— Я не знаю, что вы там себе наснимали, но это все ментовская провокация. Судя по всему тот дядька в квартире подставной, так что идите в попу, со своими мультиками. И вообще, ты кто такой? Оперуполномоченный? Ну и иди в жопу, уполномоченный, я только со следователем разговаривать буду.
Вечером, чуть взгрустнувший, но еще сохраняющий видимость жертвы режима, молодой человек уехал в изолятор временного содержания в сопровождении постановления о его задержании на трое суток как подозреваемого по статье сто двадцать два уголовно-процессуального кодекса РСФСР. Но это была победой лишь временной. Начальнику уголовного розыска и начальнику РОВД начались телефонные звонки от различных начальников управления здравоохранения, с легкими намеками о разрыве дружественных отношений. После опознания, когда Матрена Васильевна уверенно ткнула в, стоящего между двух подставных, с презрительным выражением лица, Пронина, тот лишь попросил убрать от него подальше сумасшедшую бабку.
Обыск по месту прописки Пронина Михаила Владимировича ничего положительного не дал. Сосед по комнате в общежитии при появлении меня в компании понятых — коменданта и вахтера общежития строительного управления, равнодушно ткнул в сторону застеленной казенным темно-серым одеялом кровати с провисшей металлической сеткой и коричневого чемодана из кожзаменителя — жилец в общежитии появлялся редко. Перевернув кровать и вывалив содержимое чемодана в развороченную постель, я не обнаружил там ничего ценного, кроме паспорта гражданина СССР. По лицу соседа по комнате — мужику лет сорока, в протертой и серой от грязи, майки алкоголичке, с отечными, в фиолетовых прожилках, щеками, и свежим «выхлопом» перегара, я понял, что гражданин Пронин ничего ценного в этой комнате никогда хранить бы не стал.
Когда я вернулся в райотдел, в кабинете, за моим столом(!), сидел широколицый веселый парень и что-то «втирал» раскинувшим уши Студенту и Кадету.
— Вот старший приехал. — Увидев мою неласковую физиономию, пискнул Студент: — Пойду чайник поставлю.
Широколицый протянул мне руку:
— Привет, я из городского, Слава Климов, вашу линию курирую, приехал оказывать практическую помощь.
— Привет, оказывай.
— Что у вас по задержанному…. — «городской» уткнулся в ежедневник: — Э-э, по Пронину…
— Ничего хорошего.
— Но на раскрытие что-нибудь будет?
— Не знаю.
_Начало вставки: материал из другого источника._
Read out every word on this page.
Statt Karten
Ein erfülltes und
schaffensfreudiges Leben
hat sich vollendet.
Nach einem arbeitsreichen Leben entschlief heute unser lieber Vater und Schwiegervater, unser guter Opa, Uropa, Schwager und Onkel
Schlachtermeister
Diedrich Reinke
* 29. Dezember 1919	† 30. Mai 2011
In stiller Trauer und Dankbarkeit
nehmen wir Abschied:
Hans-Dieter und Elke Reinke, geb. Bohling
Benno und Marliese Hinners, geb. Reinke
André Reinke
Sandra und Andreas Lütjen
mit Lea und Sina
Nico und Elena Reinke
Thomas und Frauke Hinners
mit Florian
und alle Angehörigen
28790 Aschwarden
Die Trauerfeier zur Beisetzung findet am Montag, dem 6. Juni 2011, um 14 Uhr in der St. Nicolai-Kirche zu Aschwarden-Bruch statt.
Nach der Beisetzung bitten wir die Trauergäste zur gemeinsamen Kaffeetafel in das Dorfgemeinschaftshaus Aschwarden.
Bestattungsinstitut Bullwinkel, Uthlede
Он молчит и только всех посылает далеко.
— Так может я его завтра в изоляторе «подниму»? нас он далеко замучается посылать.
— Поднимай. — Опер из «города» не выглядел матерым «кольщиком», и то, что Пронин Миша, проведя ночь в камере, на нарах, завтра с утра начнет каяться, а потом начальство мне укажет, что я не смог «расколоть» злодея, а городской его на раз-два сделает, я абсолютно не боялся. Парень примчался в райотдел, так как надеялся посидев с нами пару часов, вписаться в книгу раскрытия, но вышел облом, жулик оказался упертым.
— Ну ладно, тогда я вашему начальству представлюсь и в управление поеду. — «городской» опер Климов выглядел немного растерянным — вместо того чтобы делиться с ним информацией и с надеждой заглядывать глаза, я проявил полнейшее равнодушие к появлению куратора.
— Звони, если что-то новое появиться. — Я вяло помахал на прощание рукой, второй поднимая трубку, зашедшего в истерическом звонке, аппарата: — Слушаю, Громов.
— А вы, товарищ Громов, почему проигнорировали приглашение на беседу с сотрудником Комитета государственной безопасности? — голос с той стороны провода звучал уверенно и легким оттенком угрозы.
— Вы молодой человек прекратите хулиганить, иначе я все-таки установлю, откуда вы звоните и мало вам не покажется! — я грохнул трубкой и откинулся на стул.
Встречаться с гебистом не хотелось категорически. Им тут жить осталось всего девять месяцев, в Прибалтике уже вовсю громят управления да уничтожают картотеки агентуры, так как половина деятелей всяких «Саюдасов» и прочих народных фронтов состояла на связи с сотрудниками госбезопасности. И разговор с неведомым сотрудником Комитета будет сводиться к одному — мы про тебя кое-что знаем, так что ты, милый друг или начинай с нами «дружить» или тебя ждут неприятности. И вопрос только в одном — успеют начаться мои неприятности до девятнадцатого августа следующего года или не успеют.